De olhos abertos: Equidade racial e o papel da advocacia
Com os olhos bem abertos, a Justiça precisa enxergar o racismo estrutural. Este artigo mostra como a advocacia pode ser protagonista na construção de julgamentos verdadeiramente antirracistas.
quinta-feira, 3 de julho de 2025
Atualizado às 14:46
No imaginário jurídico ocidental, Têmis representa a personificação da justiça. De olhos vendados, empunhando a balança e as tábuas da lei, ela traduz o ideal de imparcialidade, ordem e equidade. Mas, talvez mais do que símbolo da neutralidade, Têmis também é deusa da sabedoria e da verdade - verdades humanas, sociais, contextuais. É essa leitura que permite um cruzamento fundamental com o debate contemporâneo sobre julgamento com perspectiva racial e a necessária atuação antirracista da advocacia.
No Brasil, país de profundas desigualdades estruturais e históricas, o sistema de justiça não escapa ao racismo institucional. Dados do CNJ mostram que, embora mais de 50% da população seja negra, apenas cerca de 12% dos magistrados e magistradas se identificam como pretos ou pardos. A seletividade penal, a invisibilidade da dor negra nos litígios cíveis e familiares, e os obstáculos no acesso à justiça escancaram o que já não pode ser negado: a Justiça de olhos vendados não enxerga as desigualdades que mais doem.
É nesse cenário que emerge, com potência transformadora, o Protocolo de Julgamento com Perspectiva Racial, instituído pelo CNJ. Inspirado por compromissos internacionais e pelas exigências de um Estado Democrático de Direito genuinamente inclusivo, o Protocolo convida magistrados a lançarem novo olhar sobre os autos: um olhar que reconheça a trajetória racial dos sujeitos, as marcas do preconceito, e os impactos das exclusões históricas no presente das pessoas negras.

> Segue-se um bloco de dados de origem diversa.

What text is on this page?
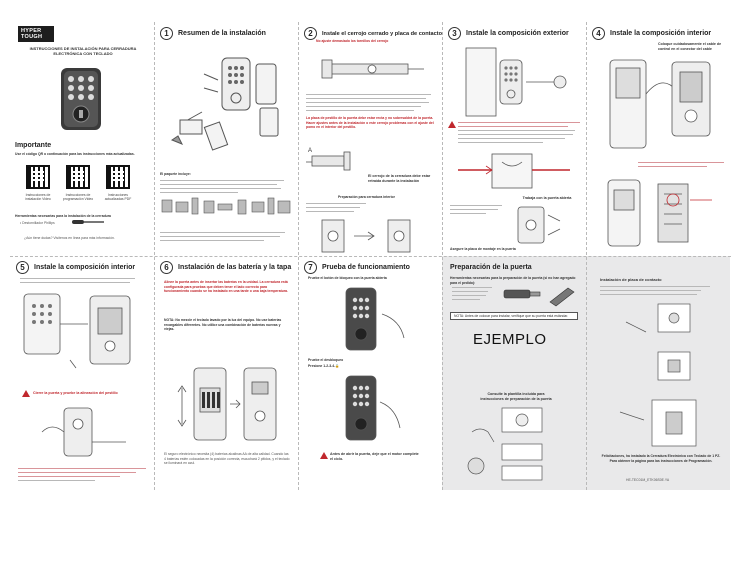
HYPER
TOUGH
INSTRUCCIONES DE INSTALACIÓN PARA CERRADURA ELECTRÓNICA CON TECLADO
Importante
Use el código QR o continuación para las instrucciones más actualizadas.
Instrucciones de instalación Video
Instrucciones de programación Video
Instrucciones actualizadas PDF
Herramientas necesarias para la instalación de la cerradura
• Destornillador Phillips
¿Aún tiene dudas? Visítenos en línea para más información.
1	Resumen de la instalación
El paquete incluye:
2	Instale el cerrojo cerrado y placa de contacto
No ajuste demasiado los tornillos del cerrojo
La placa de pestillo de la puerta debe estar recta y no sobresaldrá de la puerta. Hacer ajustes antes de la instalación o este cerrojo problemas con el ajuste del pomo en el interior del pestillo.
A
El cerrojo de la cerradura debe estar retraída durante la instalación
Preparación para cerradura interior
3	Instale la composición exterior
Trabaja con la puerta abierta
Asegure la placa de montaje en la puerta
4	Instale la composición interior
Coloque cuidadosamente el cable de control en el conector del cable
5	Instale la composición interior
Cierre la puerta y pruebe la alineación del pestillo
6	Instalación de las batería y la tapa
Alinee la puerta antes de insertar las baterías en la unidad. La cerradura está configurada para pruebas que deben tener el lado correcto para funcionamiento cuando se ha instalado en una tarde o una baja temperatura.
NOTA: No mezcle el teclado lavado por la luz del equipo. No use baterías recargables diferentes. No utilice una combinación de baterías nuevas y viejas.
El seguro electrónico necesita (4) baterías alcalinas AA de alta calidad. Cuando las 4 baterías estén colocadas en la posición correcta, escuchará 2 pitidos, y el teclado se iluminará en azul.
7	Prueba de funcionamiento
Pruebe el botón de bloqueo con la puerta abierta
Pruebe el desbloqueo
Presione 1-2-3-4-🔓
Antes de abrir la puerta, deje que el motor complete el ciclo.
Preparación de la puerta
Herramientas necesarias para la preparación de la puerta (si no han agregado para el pedido):
NOTA: Antes de colocar para instalar, verifique que su puerta está estándar.
Consulte la plantilla incluida para instrucciones de preparación de la puerta
EJEMPLO
Instalación de placa de contacto
Felicitaciones, ha instalado la Cerradura Electrónica con Teclado de 1 PZ. Para obtener la página para las instrucciones de Programación.
HE-TEC01M_ETK06S0E.YA
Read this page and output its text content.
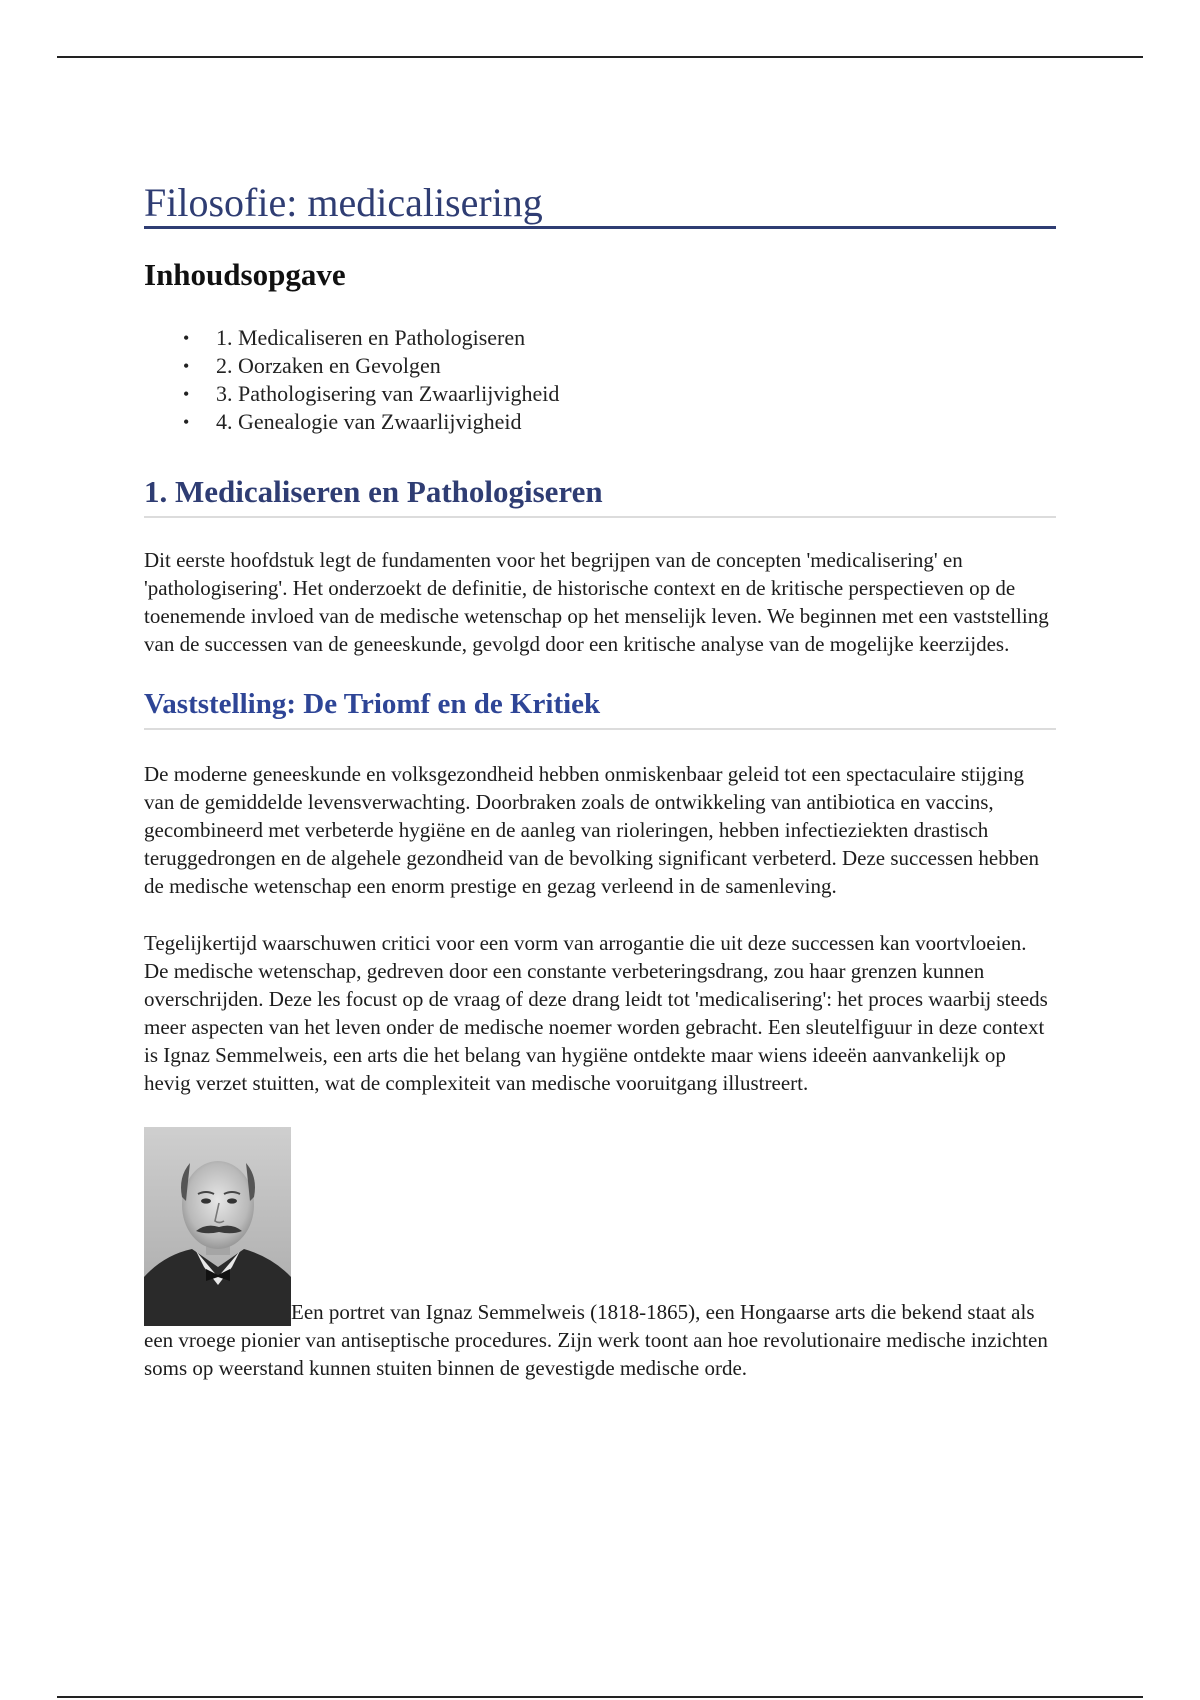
Filosofie: medicalisering
Inhoudsopgave
• 1. Medicaliseren en Pathologiseren
• 2. Oorzaken en Gevolgen
• 3. Pathologisering van Zwaarlijvigheid
• 4. Genealogie van Zwaarlijvigheid
1. Medicaliseren en Pathologiseren

Dit eerste hoofdstuk legt de fundamenten voor het begrijpen van de concepten 'medicalisering' en 'pathologisering'. Het onderzoekt de definitie, de historische context en de kritische perspectieven op de toenemende invloed van de medische wetenschap op het menselijk leven. We beginnen met een vaststelling van de successen van de geneeskunde, gevolgd door een kritische analyse van de mogelijke keerzijdes.

Vaststelling: De Triomf en de Kritiek

De moderne geneeskunde en volksgezondheid hebben onmiskenbaar geleid tot een spectaculaire stijging van de gemiddelde levensverwachting. Doorbraken zoals de ontwikkeling van antibiotica en vaccins, gecombineerd met verbeterde hygiëne en de aanleg van rioleringen, hebben infectieziekten drastisch teruggedrongen en de algehele gezondheid van de bevolking significant verbeterd. Deze successen hebben de medische wetenschap een enorm prestige en gezag verleend in de samenleving.

Tegelijkertijd waarschuwen critici voor een vorm van arrogantie die uit deze successen kan voortvloeien. De medische wetenschap, gedreven door een constante verbeteringsdrang, zou haar grenzen kunnen overschrijden. Deze les focust op de vraag of deze drang leidt tot 'medicalisering': het proces waarbij steeds meer aspecten van het leven onder de medische noemer worden gebracht. Een sleutelfiguur in deze context is Ignaz Semmelweis, een arts die het belang van hygiëne ontdekte maar wiens ideeën aanvankelijk op hevig verzet stuitten, wat de complexiteit van medische vooruitgang illustreert.

Een portret van Ignaz Semmelweis (1818-1865), een Hongaarse arts die bekend staat als een vroege pionier van antiseptische procedures. Zijn werk toont aan hoe revolutionaire medische inzichten soms op weerstand kunnen stuiten binnen de gevestigde medische orde.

Essa Justiça não abandona os princípios, mas os reinterpreta à luz da realidade. É o que faz a nova iconografia de Têmis, representada sem vendas, com os olhos bem abertos para as desigualdades. Ela já não julga ignorando o contexto social, mas assumindo-o como parte inseparável do Direito. Trata-se de uma Justiça que compreende que, muitas vezes, tratar igualmente os desiguais é perpetuar a injustiça.
Nesse novo paradigma, a advocacia tem papel central. Defender uma causa, hoje, é também reivindicar um lugar de fala e de escuta. O advogado ou advogada antirracista precisa dominar os fundamentos jurídicos, sim - mas também ser porta-voz da equidade, da denúncia do viés racial, da resistência à normalização da seletividade e da construção de narrativas jurídicas que evidenciem as múltiplas dimensões do racismo.
Como no mito, Têmis sentava-se ao lado de Zeus para aconselhá-lo, pois sua sabedoria antecedia até mesmo a vontade dos deuses. Assim também deve ser o papel da advocacia: aconselhar, provocar, incomodar e iluminar os julgamentos com a luz da verdade racial e da justiça social. Têmis, afinal, é filha de Urano e Gaia - do espírito e da matéria. Da teoria e da prática. Do ideal e da vida concreta. E é nesse entrelaçamento que se constrói um Direito mais justo, mais humano e mais plural.